Don't worry, I can hear the shouts of "broken promises, electoral disaster!" at the back. I see your betrayal and raise you a Friedrich Merz and the German debt brake. Olaf Scholz, the outgoing German Chancellor basically spent his time in office like a rabbit in the headlights, rooted on the spot and that spot was quicksand into which he was sinking. In fairness, he would have removed the debt brake if he could have got that through his Government and the Bundestag. In came Friedrich Merz and straight away he removes the fundamental barrier to German prosperity and security - its debt rules. Cleverly, he kept a constructive ambiguity on this during the election. There's lessons there.
When the context changes, and US deserting Europe is one such context, you have an opportunity to make the case for changes that otherwise would be off the table. Changing course is politically difficult - especially when you've made pledges that will have to be weakened. But administering the Brexterity state with no way out is likely far harder.

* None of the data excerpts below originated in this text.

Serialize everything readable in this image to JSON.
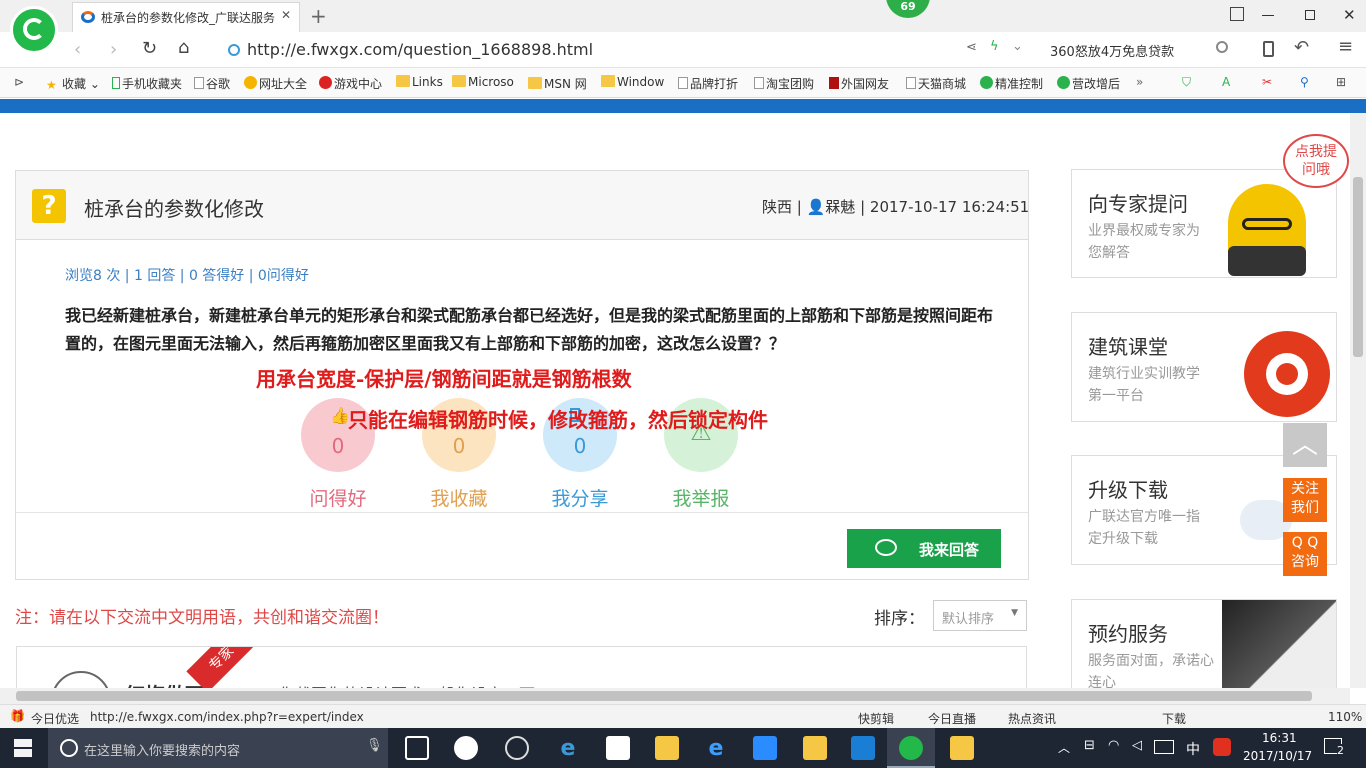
{
  "browser": {
    "tab_title": "桩承台的参数化修改_广联达服务",
    "badge": "69",
    "url": "http://e.fwxgx.com/question_1668898.html",
    "promo": "360怒放4万免息贷款",
    "bookmarks": [
      "收藏",
      "手机收藏夹",
      "谷歌",
      "网址大全",
      "游戏中心",
      "Links",
      "Microso",
      "MSN 网",
      "Window",
      "品牌打折",
      "淘宝团购",
      "外国网友",
      "天猫商城",
      "精准控制",
      "营改增后"
    ]
  },
  "question": {
    "title": "桩承台的参数化修改",
    "region": "陕西",
    "user": "槑魅",
    "datetime": "2017-10-17 16:24:51",
    "stats": "浏览8 次 | 1 回答 | 0 答得好 | 0问得好",
    "body": "我已经新建桩承台，新建桩承台单元的矩形承台和梁式配筋承台都已经选好，但是我的梁式配筋里面的上部筋和下部筋是按照间距布置的，在图元里面无法输入，然后再箍筋加密区里面我又有上部筋和下部筋的加密，这改怎么设置？？",
    "annotation1": "用承台宽度-保护层/钢筋间距就是钢筋根数",
    "annotation2": "只能在编辑钢筋时候，修改箍筋，然后锁定构件",
    "actions": [
      {
        "label": "问得好",
        "count": "0",
        "color": "#f9c9d0",
        "text": "#e26a7e"
      },
      {
        "label": "我收藏",
        "count": "0",
        "color": "#fde4c0",
        "text": "#e0a050"
      },
      {
        "label": "我分享",
        "count": "0",
        "color": "#cde9fa",
        "text": "#3a9ad9"
      },
      {
        "label": "我举报",
        "count": "",
        "color": "#d5f2d8",
        "text": "#59b468"
      }
    ],
    "answer_button": "我来回答"
  },
  "notice": "注：请在以下交流中文明用语，共创和谐交流圈！",
  "sort": {
    "label": "排序：",
    "value": "默认排序"
  },
  "answer_preview": {
    "name": "红梅做雨",
    "snippet": "您截图您的设计要求一般您设定一下",
    "badge": "专家"
  },
  "sidebar": {
    "bubble": "点我提问哦",
    "cards": [
      {
        "title": "向专家提问",
        "sub": "业界最权威专家为您解答"
      },
      {
        "title": "建筑课堂",
        "sub": "建筑行业实训教学第一平台"
      },
      {
        "title": "升级下载",
        "sub": "广联达官方唯一指定升级下载"
      },
      {
        "title": "预约服务",
        "sub": "服务面对面，承诺心连心"
      }
    ],
    "follow": "关注我们",
    "qq": "Q Q 咨询"
  },
  "statusbar": {
    "left": "今日优选",
    "url": "http://e.fwxgx.com/index.php?r=expert/index",
    "items": [
      "快剪辑",
      "今日直播",
      "热点资讯",
      "下载"
    ],
    "zoom": "110%"
  },
  "taskbar": {
    "search": "在这里输入你要搜索的内容",
    "ime": "中",
    "time": "16:31",
    "date": "2017/10/17",
    "notif": "2"
  },
  "colors": {
    "accent": "#1a6fc4",
    "answer_btn": "#1aa24a",
    "orange": "#f26b10",
    "annot": "#e01b1b"
  }
}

The lesson for the UK Government from the Scholz submersion is that whilst you have to do lots of smallish things, you have to remove fundamental barriers too. A statecraft which places your politics of support at odds with your politics of governing is not sustainable and vice versa. When in Government you have to make big moves to shift that conflict or you may end up losing both support and the ability to govern. Brexterity is a very high and wide wall to navigate. You might just need a bulldozer - get one while you can.
It seems to me that Brexit is permanent as a legal condionary. No sentient EU would ever allow a vacillating former and now wannabe member-state back into the fold. The only possible way would require kicking the pound Sterling into the dust on of history to join the franc and the mark. No British government would survive such an agreement.
But it's absolutely time for the EU to accept the reality that defense against Russia and its allies (including the US? Seriously?) requires shoring up the bulwarks, something that is significantly more difficult with the UK completely outside the tent than de facto inside.
Europe needs to ready itself for war. That not only requires huge investments, it also demands fixing the asinine US influenced move away from progressive taxation to start getting those who have benefitted the most materially to start paying for the very infrastructure that paved the way for their wealth.
War preparation needs to be funded. Time for Labour to put on its big boy pants snd take hard positions, not on further deprecating the NHS but on fixing the revenue structure to make possible the necessary investments in military build up - including partnering with the EU on systems manufacturing and procurement - while ensuring the health of the population required to rebuild the military.
France axed its wealth tax, as Macron did t like the vibes and because it was expensive to administer.